A much more foolish God.
As a shapeshifter, he felt comfortable in most forms. Man, woman, child, horse, cat, wolf, bird, fish, it did not matter to him. He was Loki and he was what he was... whatever that might be at the time. Being in the form of a child was hardly shocking. He had wanted to fit into the tunnel, and he had shrunk himself to fit into it. Some part of him had recognized the playground, even in the rain, and he had likely honed in on that thought.
The officer was speaking into a device, obviously one of the ones used for communication and he was calling for an ambulance. He knew what that was; a Midgardian healing vehicle. The chaos he had caused in his last encounter with The Avengers had required a great deal of them.
"Kiddo? Can you tell me what you are doing in there?" The man had stopped using his communication device and was looking back at him, pulling off his coat. Loki said nothing for a long moment, eyes guarded as he kept himself curled up. He was soaked still, and he supposed he should be cold. But the temperature did not affect him. It never had and it never would. He thought he should attempt a shiver for acting, but he was too drained to put in the effort.
"Sleeping." He finally said after a moment, his voice sounding childlike and very small. "I was sleeping."
"Sorry to wake you, son." The man was saying softly, reaching out. His face was calm enough, but there was such worry etched into the lines on his face. Humans were so, so easy to read. "Can you tell me your name, kiddo?"
Loki.
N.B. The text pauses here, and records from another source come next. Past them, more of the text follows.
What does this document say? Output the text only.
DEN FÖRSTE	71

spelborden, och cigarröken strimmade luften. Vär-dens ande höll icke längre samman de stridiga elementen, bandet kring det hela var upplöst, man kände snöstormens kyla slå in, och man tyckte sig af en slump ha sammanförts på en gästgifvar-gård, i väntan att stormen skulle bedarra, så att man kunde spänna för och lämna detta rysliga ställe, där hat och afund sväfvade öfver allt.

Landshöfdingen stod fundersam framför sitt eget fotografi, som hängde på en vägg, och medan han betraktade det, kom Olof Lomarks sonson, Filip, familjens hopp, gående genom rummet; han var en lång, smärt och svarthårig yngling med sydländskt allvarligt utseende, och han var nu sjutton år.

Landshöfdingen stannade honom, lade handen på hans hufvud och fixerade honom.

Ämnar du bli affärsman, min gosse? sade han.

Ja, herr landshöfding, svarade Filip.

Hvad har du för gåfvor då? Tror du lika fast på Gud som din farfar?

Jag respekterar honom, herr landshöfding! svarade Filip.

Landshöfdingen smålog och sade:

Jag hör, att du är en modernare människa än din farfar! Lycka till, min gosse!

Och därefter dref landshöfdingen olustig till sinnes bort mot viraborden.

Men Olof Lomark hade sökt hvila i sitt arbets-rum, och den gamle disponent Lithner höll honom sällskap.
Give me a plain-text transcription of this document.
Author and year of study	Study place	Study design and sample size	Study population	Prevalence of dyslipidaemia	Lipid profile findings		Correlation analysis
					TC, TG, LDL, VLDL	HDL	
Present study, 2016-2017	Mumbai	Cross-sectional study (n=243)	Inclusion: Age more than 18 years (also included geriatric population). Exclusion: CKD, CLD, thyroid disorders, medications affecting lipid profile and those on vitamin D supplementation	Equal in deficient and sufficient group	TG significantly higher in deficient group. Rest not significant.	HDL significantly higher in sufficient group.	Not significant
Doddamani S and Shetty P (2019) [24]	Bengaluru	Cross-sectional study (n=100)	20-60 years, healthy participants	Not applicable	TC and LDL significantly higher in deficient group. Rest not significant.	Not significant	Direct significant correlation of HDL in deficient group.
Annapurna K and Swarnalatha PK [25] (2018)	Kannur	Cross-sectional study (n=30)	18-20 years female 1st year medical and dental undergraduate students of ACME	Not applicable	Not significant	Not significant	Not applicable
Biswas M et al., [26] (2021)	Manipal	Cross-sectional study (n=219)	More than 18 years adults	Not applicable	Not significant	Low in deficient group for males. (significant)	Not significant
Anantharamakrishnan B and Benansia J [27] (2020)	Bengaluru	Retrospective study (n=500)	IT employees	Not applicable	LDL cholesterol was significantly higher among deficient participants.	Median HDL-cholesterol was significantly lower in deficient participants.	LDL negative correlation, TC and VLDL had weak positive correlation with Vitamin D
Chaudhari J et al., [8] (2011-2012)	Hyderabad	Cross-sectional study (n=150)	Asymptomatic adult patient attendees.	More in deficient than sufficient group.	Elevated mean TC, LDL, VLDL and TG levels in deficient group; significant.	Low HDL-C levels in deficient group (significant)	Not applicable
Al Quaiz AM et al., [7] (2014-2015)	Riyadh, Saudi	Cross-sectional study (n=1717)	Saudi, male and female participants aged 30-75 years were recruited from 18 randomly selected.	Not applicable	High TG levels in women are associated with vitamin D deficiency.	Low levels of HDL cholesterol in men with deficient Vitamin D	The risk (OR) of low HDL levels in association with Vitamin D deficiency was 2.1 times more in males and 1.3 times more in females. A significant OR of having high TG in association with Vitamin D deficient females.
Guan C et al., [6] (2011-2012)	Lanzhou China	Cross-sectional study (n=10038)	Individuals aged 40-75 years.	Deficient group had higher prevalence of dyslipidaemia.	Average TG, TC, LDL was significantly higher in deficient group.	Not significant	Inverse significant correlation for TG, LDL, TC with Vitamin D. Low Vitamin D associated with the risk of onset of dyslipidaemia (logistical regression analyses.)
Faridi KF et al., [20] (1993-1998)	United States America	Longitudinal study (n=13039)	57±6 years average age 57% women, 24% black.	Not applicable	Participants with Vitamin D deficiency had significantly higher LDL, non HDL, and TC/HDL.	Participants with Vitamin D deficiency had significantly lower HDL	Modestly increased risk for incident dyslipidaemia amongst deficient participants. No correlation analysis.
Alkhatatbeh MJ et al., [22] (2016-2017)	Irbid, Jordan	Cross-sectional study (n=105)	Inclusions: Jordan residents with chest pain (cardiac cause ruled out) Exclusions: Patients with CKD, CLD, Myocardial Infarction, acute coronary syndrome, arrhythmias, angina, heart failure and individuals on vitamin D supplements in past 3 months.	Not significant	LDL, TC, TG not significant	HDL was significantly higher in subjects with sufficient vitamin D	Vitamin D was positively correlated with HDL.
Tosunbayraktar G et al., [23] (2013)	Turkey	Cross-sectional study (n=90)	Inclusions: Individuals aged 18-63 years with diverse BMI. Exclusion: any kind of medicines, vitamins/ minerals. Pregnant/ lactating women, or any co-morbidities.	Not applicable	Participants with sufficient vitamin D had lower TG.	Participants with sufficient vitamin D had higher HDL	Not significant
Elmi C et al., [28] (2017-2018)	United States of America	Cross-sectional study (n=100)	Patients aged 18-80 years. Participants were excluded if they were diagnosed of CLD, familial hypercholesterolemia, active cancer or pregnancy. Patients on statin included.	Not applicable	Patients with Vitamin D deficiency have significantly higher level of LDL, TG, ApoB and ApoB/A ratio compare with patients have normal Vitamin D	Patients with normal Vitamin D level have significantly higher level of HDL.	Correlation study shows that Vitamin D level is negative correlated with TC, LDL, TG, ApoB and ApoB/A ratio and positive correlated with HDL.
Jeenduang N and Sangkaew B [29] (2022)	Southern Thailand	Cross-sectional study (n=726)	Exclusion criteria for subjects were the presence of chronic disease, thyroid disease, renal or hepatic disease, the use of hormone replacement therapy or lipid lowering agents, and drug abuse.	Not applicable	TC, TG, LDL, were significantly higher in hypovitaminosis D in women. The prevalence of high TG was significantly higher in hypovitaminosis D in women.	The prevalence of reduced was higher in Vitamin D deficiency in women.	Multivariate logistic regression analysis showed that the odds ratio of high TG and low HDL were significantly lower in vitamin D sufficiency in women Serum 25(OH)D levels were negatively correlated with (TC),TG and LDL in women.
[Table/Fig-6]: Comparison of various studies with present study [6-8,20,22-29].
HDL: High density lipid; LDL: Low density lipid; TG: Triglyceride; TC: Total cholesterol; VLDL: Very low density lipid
His name was Loki. A God of Lies, of Mischief. A King without a Throne or Kingdom, a Jotun, a runt, a trickster, a silvertongue, a dagger... so many, many titles. For the moment, he was about to open his mouth, to speak the truth for once. The face of this parasite when he heard it, when he saw the truth. That the innocent, fragile, hurt little child before him was the same one who had murdered, without a care in the world, all of his co-workers, friends, family….
A thought occurred to him, though, before the words could escape his lips. A delightful, magnificent, rather brilliant little thought.
His magic was drained completely and it would take some time for it to return. Whatever he had used to transform into this, it was the last of his reserves. He was effectively trapped in this form for however long it took to regain his strength. But he was a child. Humans, he knew, protected their human offspring with a violent passion. Few things could stir protective instincts like a child in danger, and he was currently that child. A child of but four years of age, he guessed, with large green eyes. Sparkling and innocent and so very, very pleading.
He was on the run, from both the Chitauri and from Asgard. They were expecting to find a weakened, helpless God of Lies. They would not find a helpless little child, hiding in human protection.
The idea was dissatisfying, truly, but he lacked any other option other option. A child of his age wandering around would be noticed. He was naked and injured; a grave combination that would be picked up on almost immediately. He was defenseless from any that might try to harm him. He needed to hide, and he needed someone to keep him safe. Humans, though selfish and revolting, could provide him with some level of protection.
Think of it like a servant, God of Lies. Think of it as playacting. You are their King. It is their job to protect their King.
Green eyes flicked to the inside of the play tunnel, to the childish words written there.
"Lucas." He said, pulling his tiny knees to his tiny chest and wrapping his tiny arms about them. "My name is Lucas."
Icelandic Translation:
'Bara heppni mína að ég ætti að enda á stað sem hatar mig'
'Just my luck that I should end in a place that hates me.'
Translations provided by Google Translate and may contain inaccuracies.